The different laboratory centrifuges
For sale, there are different models of laboratory centrifuges, some more technologically advanced and therefore precise; others less accurate, for uses where extreme precision and accuracy is not essential. Laboratory centrifuges are generally subdivided into models, based on the size of the test tube that can be inserted into the specific housing. Among the best-selling are the classic haematocrit centrifuges, ideal for technical blood analysis laboratories that do not use state-of-the-art instruments for this type of analysis, as a low centrifugal force is sufficient to break down the different blood components. More specific and accurate are other types of centrifuges, such as micro-pipette centrifuges, which require a higher speed due to the small amount of substance to be analysed placed inside them.
The classic laboratory centrifuges
The most commonly used model of laboratory centrifuge is basically the bench-top laboratory centrifuge, which is quietly used by laboratory technicians and ensures ease of use and precision in the sedimentation of liquids or viscous substances. Their functionality lies in the fact that they can easily perform several analyses in a row, i.e. the amount of work does not deteriorate the ability of the laboratory centrifuge to function. Their centrifugal acceleration force is not exaggerated, in fact they manage to reach six hundred revolutions per minute, an inertia considering the acceleration of other models such as micro-centrifuges or ultra-centrifuges, which represent the most technologically advanced and most precise models. This is precisely the reason for the durability and quality of benchtop centrifuges, which last for years doing their job excellently in analysis laboratories.
The various models of laboratory centrifuges
Technological progress has made it possible to create state-of-the-art centrifuges, which in addition to separating liquids of different densities or viscous substances also allow working with thermolabile substances, for example, by maintaining a constant low temperature inside the laboratory centrifuge, these are the so-called refrigerated centrifuges. Depending on the need for use, there are also continuous-flow centrifuges that allow the liquid part to flow out of the tube and sediment the solid or denser part in a specific container, or very high-speed centrifuges that allow you to work directly on cell separation.

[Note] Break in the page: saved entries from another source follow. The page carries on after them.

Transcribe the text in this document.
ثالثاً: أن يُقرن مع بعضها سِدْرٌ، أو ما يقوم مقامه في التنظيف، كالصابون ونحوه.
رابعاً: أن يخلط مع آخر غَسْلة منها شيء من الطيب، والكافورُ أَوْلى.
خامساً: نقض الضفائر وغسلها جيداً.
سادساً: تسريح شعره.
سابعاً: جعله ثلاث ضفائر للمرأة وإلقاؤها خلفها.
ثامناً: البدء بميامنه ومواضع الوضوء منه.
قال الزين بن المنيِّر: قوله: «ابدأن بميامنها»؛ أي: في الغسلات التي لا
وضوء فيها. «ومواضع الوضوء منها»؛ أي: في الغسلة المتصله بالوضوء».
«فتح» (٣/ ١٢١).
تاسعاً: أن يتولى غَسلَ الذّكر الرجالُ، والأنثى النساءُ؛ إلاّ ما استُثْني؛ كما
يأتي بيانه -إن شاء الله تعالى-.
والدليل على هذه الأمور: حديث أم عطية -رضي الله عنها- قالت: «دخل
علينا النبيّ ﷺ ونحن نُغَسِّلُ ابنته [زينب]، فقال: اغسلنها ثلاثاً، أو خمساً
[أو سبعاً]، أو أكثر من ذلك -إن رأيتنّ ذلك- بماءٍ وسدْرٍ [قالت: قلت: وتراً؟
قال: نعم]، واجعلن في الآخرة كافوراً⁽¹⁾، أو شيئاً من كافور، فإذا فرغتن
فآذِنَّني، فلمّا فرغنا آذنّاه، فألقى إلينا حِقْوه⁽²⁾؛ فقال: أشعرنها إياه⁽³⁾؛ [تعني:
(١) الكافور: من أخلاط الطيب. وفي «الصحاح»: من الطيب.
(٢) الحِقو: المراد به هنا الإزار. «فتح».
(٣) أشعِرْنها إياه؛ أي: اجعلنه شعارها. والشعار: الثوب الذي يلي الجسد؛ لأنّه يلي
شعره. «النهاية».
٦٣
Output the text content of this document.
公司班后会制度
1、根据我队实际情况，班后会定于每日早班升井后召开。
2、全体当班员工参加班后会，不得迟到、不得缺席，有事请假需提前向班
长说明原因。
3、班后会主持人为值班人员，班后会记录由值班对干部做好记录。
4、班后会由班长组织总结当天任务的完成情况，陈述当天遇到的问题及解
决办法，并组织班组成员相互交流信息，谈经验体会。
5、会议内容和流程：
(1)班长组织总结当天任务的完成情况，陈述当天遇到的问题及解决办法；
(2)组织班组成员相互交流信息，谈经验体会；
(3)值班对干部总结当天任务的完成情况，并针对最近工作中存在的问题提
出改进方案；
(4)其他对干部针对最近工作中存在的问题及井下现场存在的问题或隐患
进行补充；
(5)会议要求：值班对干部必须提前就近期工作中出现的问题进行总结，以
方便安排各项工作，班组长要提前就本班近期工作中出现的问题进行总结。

The most common centrifuges are benchtop centrifuges, used for low-speed clinical applications. They reach a speed of 6000 rpm (revolutions per minute or in Italianrpm). They reach 6000g, which is the unit of measurement that calculates centrifugal force. They can withstand a high amount of work and are widely used in clinical laboratories.
Other types of centrifuges
We could summarise the other types of centrifuges as follows:
Microcentrifuges (10,000 g) are capable of rapid acceleration.
Continuous-flow centrifuges are useful for collecting large volumes of cells. During centrifugation, the particles sediment while the liquid flows through the rotor.
High-speed centrifuges reach a maximum speed of about 25,000 rpm with a maximum centrifugal force of 89,000 g. They are needed, for example, for cell fractionation.
Ultracentrifuges(MAX 600,000 g) possess sophisticated vacuum and refrigeration systems and are used to isolate small organelles such as ribosomes and membrane vesicles.
In addition to the factors described above, there are centrifuges that offer the possibility of working at low temperatures. This is necessary for the separation of thermolabile samples.